Meus eram os sonhos acalentados naquele final de tarde. Mas a voz, incomparável, única, era de Luciano Pavarotti.
Num dado momento, ela me olhou nos olhos, e disse: "Por que você não surgiu antes na minha vida?". De repente se fez silêncio, como se o tempo eternizasse aquele momento, como se tudo parasse; mesmo os nossos corações e os nossos pensamentos; e até mesmo o vento e o pássaro cantante escondido numa árvore ali perto. Apenas uma voz, não a minha, não a dela, mas a de Pavarotti, cantando, ao longe. Contudo, mesmo a voz do tenor italiano desapareceu, quando, atrás de mim e dela, passou o trem, célere, apitando, vindo da Estação.
Naquela tarde, eu tive a minha resposta. Fui acometido de perplexidade e inconformismo nos dias seguintes. E logo descobri, que assim como Heidegger, não tenho sabedoria suficiente para transformar a angústia em algo positivo.
Nasci como escritor naquele momento. O momento da dor suprema; quando nos vemos muito além dos nossos sonhos. Abreviar o meu segundo nome, tornando-o primeiro do pseudônimo com o qual assino meus trabalhos literários e jornalísticos, foi o modo que encontrei para perpetuá-la na minha vida, além da lembrança que trago do seu olhar.
Escrever nunca foi difícil para mim. Sempre me exigiu rigor e disciplina, mas nunca me representou dificuldade. Esta, eu fui conhecê-la, agora, quando comecei esta crônica para homenagear Pavarotti e acabei falando sobre um momento único e decisivo de minha vida, do qual, ele faz parte. Já levantei da cadeira duas ou três vezes, já contive o pranto; enxuguei as lágrimas represadas durante tanto tempo, e espero não ultrapassar os 3000 caracteres que, dizem os entendidos, é o que deve se utilizar numa crônica.
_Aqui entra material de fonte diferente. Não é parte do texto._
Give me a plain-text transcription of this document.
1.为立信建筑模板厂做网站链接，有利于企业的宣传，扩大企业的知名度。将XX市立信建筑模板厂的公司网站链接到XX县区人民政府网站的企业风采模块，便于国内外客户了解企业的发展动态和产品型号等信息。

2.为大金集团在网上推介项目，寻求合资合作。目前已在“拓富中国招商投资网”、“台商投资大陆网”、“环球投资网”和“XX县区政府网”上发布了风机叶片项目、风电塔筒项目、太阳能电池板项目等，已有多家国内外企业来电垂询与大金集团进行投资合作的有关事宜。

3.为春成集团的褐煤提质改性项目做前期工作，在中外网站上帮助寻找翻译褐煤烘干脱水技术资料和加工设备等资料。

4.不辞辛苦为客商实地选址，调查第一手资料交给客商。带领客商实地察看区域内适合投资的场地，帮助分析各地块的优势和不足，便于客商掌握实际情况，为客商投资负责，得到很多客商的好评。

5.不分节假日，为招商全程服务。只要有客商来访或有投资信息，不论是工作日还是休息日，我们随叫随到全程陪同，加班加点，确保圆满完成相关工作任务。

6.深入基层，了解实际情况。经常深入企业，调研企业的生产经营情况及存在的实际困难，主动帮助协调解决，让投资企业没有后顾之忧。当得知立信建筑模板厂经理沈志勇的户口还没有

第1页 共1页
Difícil mesmo, foi ter chegado até aqui, 20 anos depois. Foi ter sido vizinho dela durante ano e meio; foi tê-la visto com sua filha caminhando na calçada, enquanto eu caminhava com a minha, na outra; foi ter olhado de repente, em meu redor, e tê-la encontrado olhando na minha direção, mesmo sabendo que não olhava para mim. Difícil é ir algumas vezes a casa de amigos, a casa onde ela morou, pra conversar assuntos nem sempre interessantes, e tentar, com desespero, identificar o cheiro, o olhar dela perdido n'algum canto. Mais difícil que tudo, foi ter desprezado a idéia de um filho que ela, por um instante, considerou.
Ela foi a minha Agnes Von Kurowsky, a inspiração para a Sara de "Sob o manto da noite", livro que escrevi dois anos depois de tê-la conhecido, e tento até hoje publicá-lo, mesmo sabendo que foi apenas o primeiro, que depois daquele, escrevi outros, e bem melhores, mas aquele é especial.
Ela não me deu o amor, mas me fez conhecê-lo. Fez-me escritor. O modo insano e incompleto e destruidor que encontrei para suportar a estupidez da vida humana, que não consigo compreender e muito menos aceitar.
Final de tarde; minha mãe me ensinou que tudo termina num final de tarde. Pavarotti está em silêncio; eu também. E assim permanecerei o pouco tempo que me resta.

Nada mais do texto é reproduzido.